I have a question, which might also fit on stackoverflow, but due to I think I made some mistake in my mathematical considerations I think math.stackexchange is more proper for my question.

Currently I'm writing a (python) program, where a small part of it deals with matrix logarithms. Due to I'm looking for a mistake, I could locate the error in the program part, which does the matrix logarithm. While looking where exactly the error might be, I got quite unsure whether my notion about matrix logarithm is correct.

For testing purposes I calculate the matrix logarithm by using scipy.linalg.logm() and some matrices, which are derived from random matrices. To ensure, that the input has full rank, I add $\delta \cdot \mathbf{1}$ for some little $\delta > 0$.
Although I insert a real matrix $M$, most of the time $logm(M)$ is complex valued. The complex values don't seem to be numerical artefacts, since their magnitude is the same as the magnitude of the real values.

My question now is, whether it can be correct, that real matrices have complex logarithms?

On the one hand I know, that logm uses approximations, since not all matrices are can be diagonalized. According to the sourcecode logm uses techniques from Nicholas J. Higham's "Functions of Matrices: Theory and Computation", so (beside the fact, that scipy is tested quite well) I think the algorithm works correctly.

On the other hand both ways of calculating matrix logarithm I know about (diagonalizing and power series, which both of course don't work in all cases) give real logarithms for real matrices. So, since complex logarithms for real matrices don't occur in this cases, I cannot imagine whether such a result might be correct.

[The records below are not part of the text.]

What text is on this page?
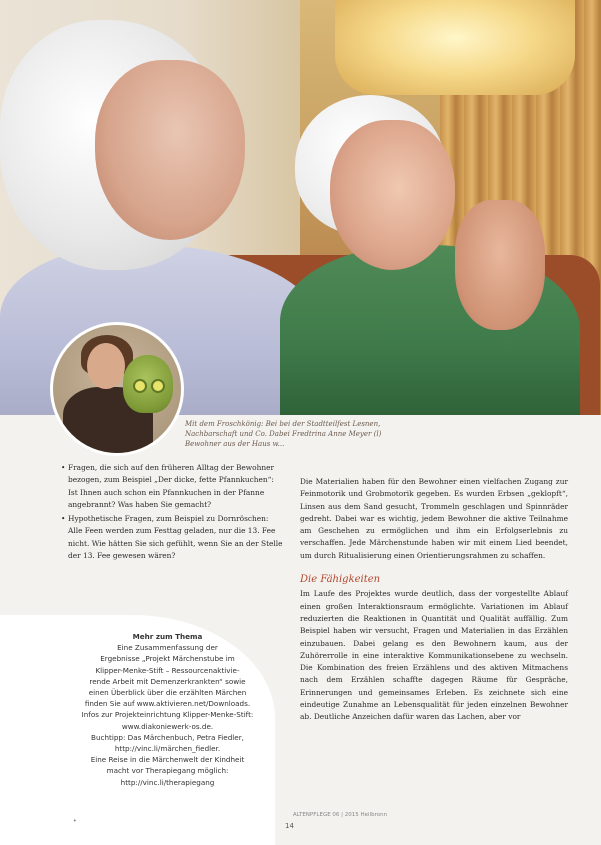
Mit dem Froschkönig: Bei bei der Stadtteilfest Lesnen, Nachbarschaft und Co. Dabei Fredtrina Anne Meyer (l) Bewohner aus der Haus w...
• Fragen, die sich auf den früheren Alltag der Bewohner bezogen, zum Beispiel „Der dicke, fette Pfannkuchen“: Ist Ihnen auch schon ein Pfannkuchen in der Pfanne angebrannt? Was haben Sie gemacht?
• Hypothetische Fragen, zum Beispiel zu Dornröschen: Alle Feen werden zum Festtag geladen, nur die 13. Fee nicht. Wie hätten Sie sich gefühlt, wenn Sie an der Stelle der 13. Fee gewesen wären?
Mehr zum Thema
Eine Zusammenfassung der
Ergebnisse „Projekt Märchenstube im
Klipper-Menke-Stift – Ressourcenaktivie-
rende Arbeit mit Demenzerkrankten“ sowie
einen Überblick über die erzählten Märchen
finden Sie auf www.aktivieren.net/Downloads.
Infos zur Projekteinrichtung Klipper-Menke-Stift:
www.diakoniewerk-os.de.
Buchtipp: Das Märchenbuch, Petra Fiedler,
http://vinc.li/märchen_fiedler.
Eine Reise in die Märchenwelt der Kindheit
macht vor Therapiegang möglich:
http://vinc.li/therapiegang

Die Materialien haben für den Bewohner einen vielfachen Zugang zur Feinmotorik und Grobmotorik gegeben. Es wurden Erbsen „geklopft“, Linsen aus dem Sand gesucht, Trommeln geschlagen und Spinnräder gedreht. Dabei war es wichtig, jedem Bewohner die aktive Teilnahme am Geschehen zu ermöglichen und ihm ein Erfolgserlebnis zu verschaffen. Jede Märchenstunde haben wir mit einem Lied beendet, um durch Ritualisierung einen Orientierungsrahmen zu schaffen.

Die Fähigkeiten

Im Laufe des Projektes wurde deutlich, dass der vorgestellte Ablauf einen großen Interaktionsraum ermöglichte. Variationen im Ablauf reduzierten die Reaktionen in Quantität und Qualität auffällig. Zum Beispiel haben wir versucht, Fragen und Materialien in das Erzählen einzubauen. Dabei gelang es den Bewohnern kaum, aus der Zuhörerrolle in eine interaktive Kommunikationsebene zu wechseln. Die Kombination des freien Erzählens und des aktiven Mitmachens nach dem Erzählen schaffte dagegen Räume für Gespräche, Erinnerungen und gemeinsames Erleben. Es zeichnete sich eine eindeutige Zunahme an Lebensqualität für jeden einzelnen Bewohner ab. Deutliche Anzeichen dafür waren das Lachen, aber vor

•
ALTENPFLEGE 06 | 2015 Heilbronn
14
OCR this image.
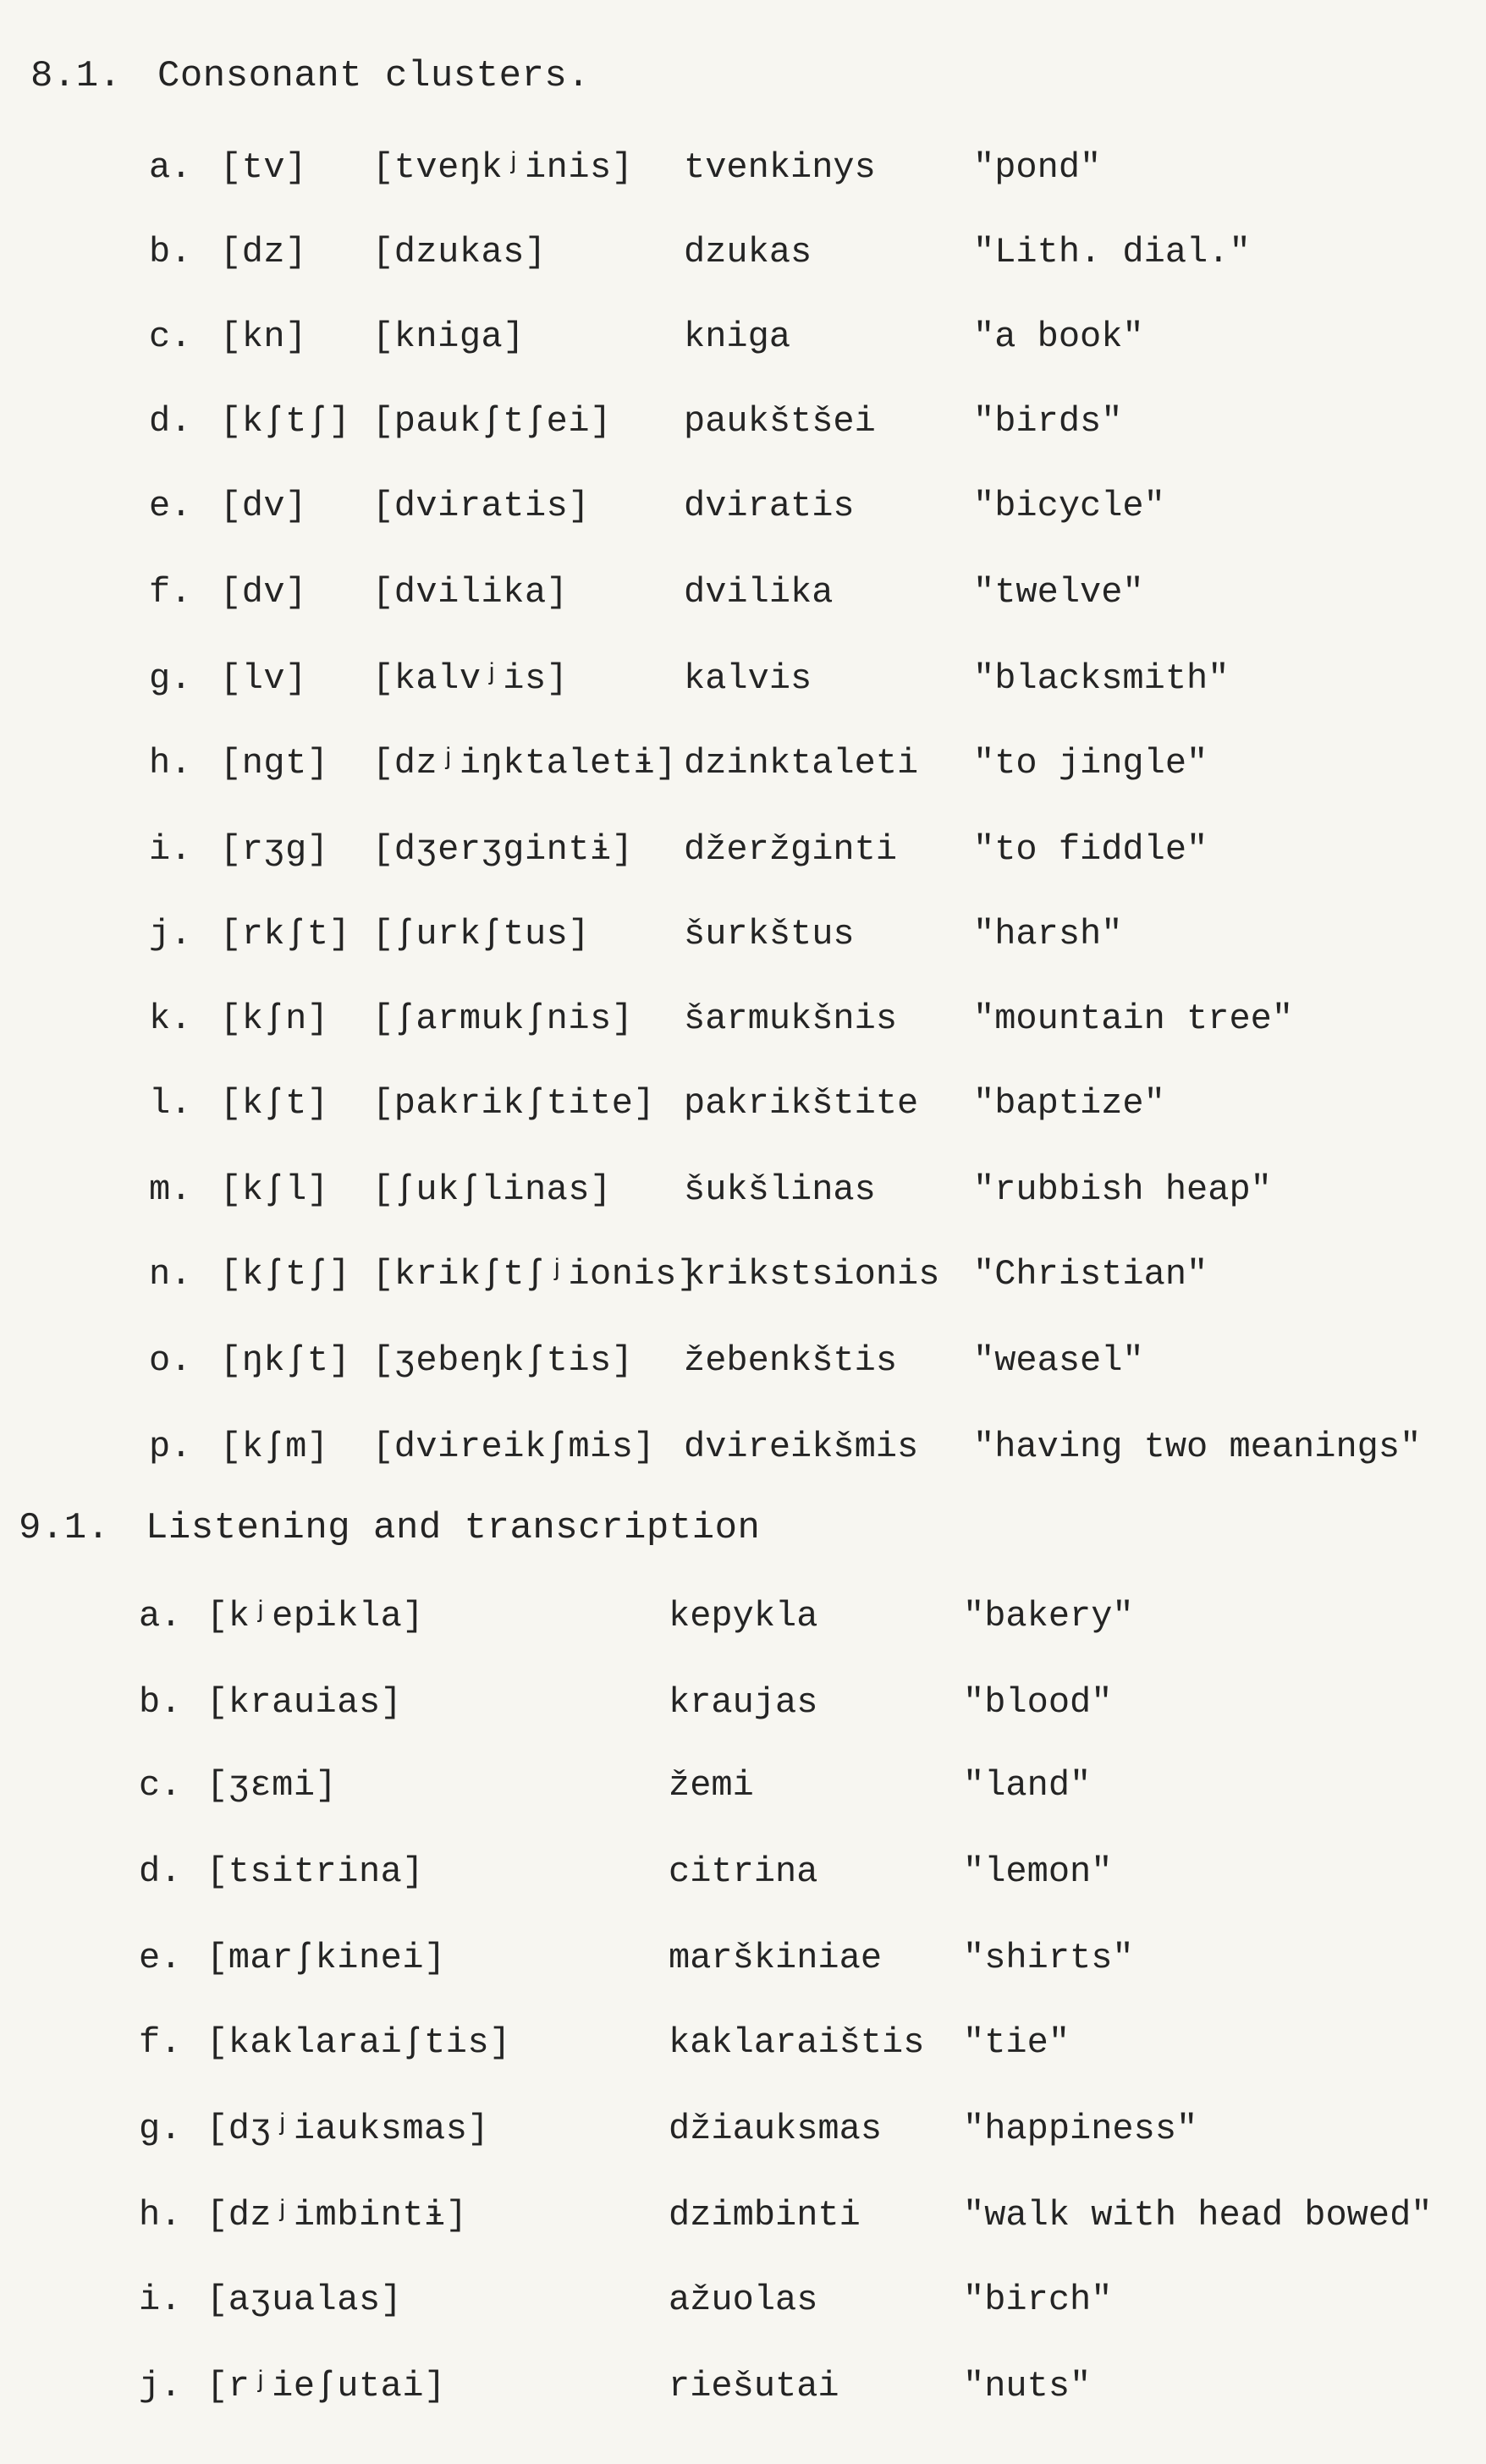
8.1. Consonant clusters.
a.	[ tv ]	[ tveŋkʲinis ]	tvenkinys	"pond"
b.	[ dz ]	[ dzukas ]	dzukas	"Lith. dial."
c.	[ kn ]	[ kniga ]	kniga	"a book"
d.	[ kʃtʃ ]	[ paukʃtʃei ]	paukštšei	"birds"
e.	[ dv ]	[ dviratis ]	dviratis	"bicycle"
f.	[ dv ]	[ dvilika ]	dvilika	"twelve"
g.	[ lv ]	[ kalvʲis ]	kalvis	"blacksmith"
h.	[ ngt ]	[ dzʲiŋktaletɨ ] dzinktaleti "to jingle"
i.	[ rʒg ]	[ dʒerʒgintɨ ]	džeržginti "to fiddle"
j.	[ rkʃt ]	[ ʃurkʃtus ]	šurkštus	"harsh"
k.	[ kʃn ]	[ ʃarmukʃnis ]	šarmukšnis "mountain tree"
l.	[ kʃt ]	[ pakrikʃtite ]	pakrikštite "baptize"
m.	[ kʃl ]	[ ʃukʃlinas ]	šukšlinas	"rubbish heap"
n.	[ kʃtʃ ]	[ krikʃtʃʲionis ] krikstsionis "Christian"
o.	[ ŋkʃt ]	[ ʒebeŋkʃtis ]	žebenkštis "weasel"
p.	[ kʃm ]	[ dvireikʃmis ]	dvireikšmis "having two meanings"
9.1. Listening and transcription
a.	[ kʲepikla ]	kepykla	"bakery"
b.	[ krauias ]	kraujas	"blood"
c.	[ ʒɛmi ]	žemi	"land"
d.	[ tsitrina ]	citrina	"lemon"
e.	[ marʃkinei ]	marškiniae "shirts"
f.	[ kaklaraiʃtis ]	kaklaraištis "tie"
g.	[ dʒʲiauksmas ]	džiauksmas "happiness"
h.	[ dzʲimbintɨ ]	dzimbinti	"walk with head bowed"
i.	[ aʒualas ]	ažuolas	"birch"
j.	[ rʲieʃutai ]	riešutai	"nuts"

Does anyone have some argument which can confirm or deny my concerns?
Or do I have to look for the problem in the program code, as my cosiderations are correct?

Thanks in advance!

Answer 1

Well, a quick search revealed the following answer (from Wikipedia):

The answer is more involved in the real setting. A real matrix has a real logarithm if and only if it is invertible and each Jordan block belonging to a negative eigenvalue occurs an even number of times. If an invertible real matrix does not satisfy the condition with the Jordan blocks, then it has only non-real logarithms. This can already be seen in the scalar case: no branch of the logarithm can be real at -1. The existence of real matrix logarithms of real 2×2 matrices is considered in a later section.

You should check if in your case you verify the property underlined above.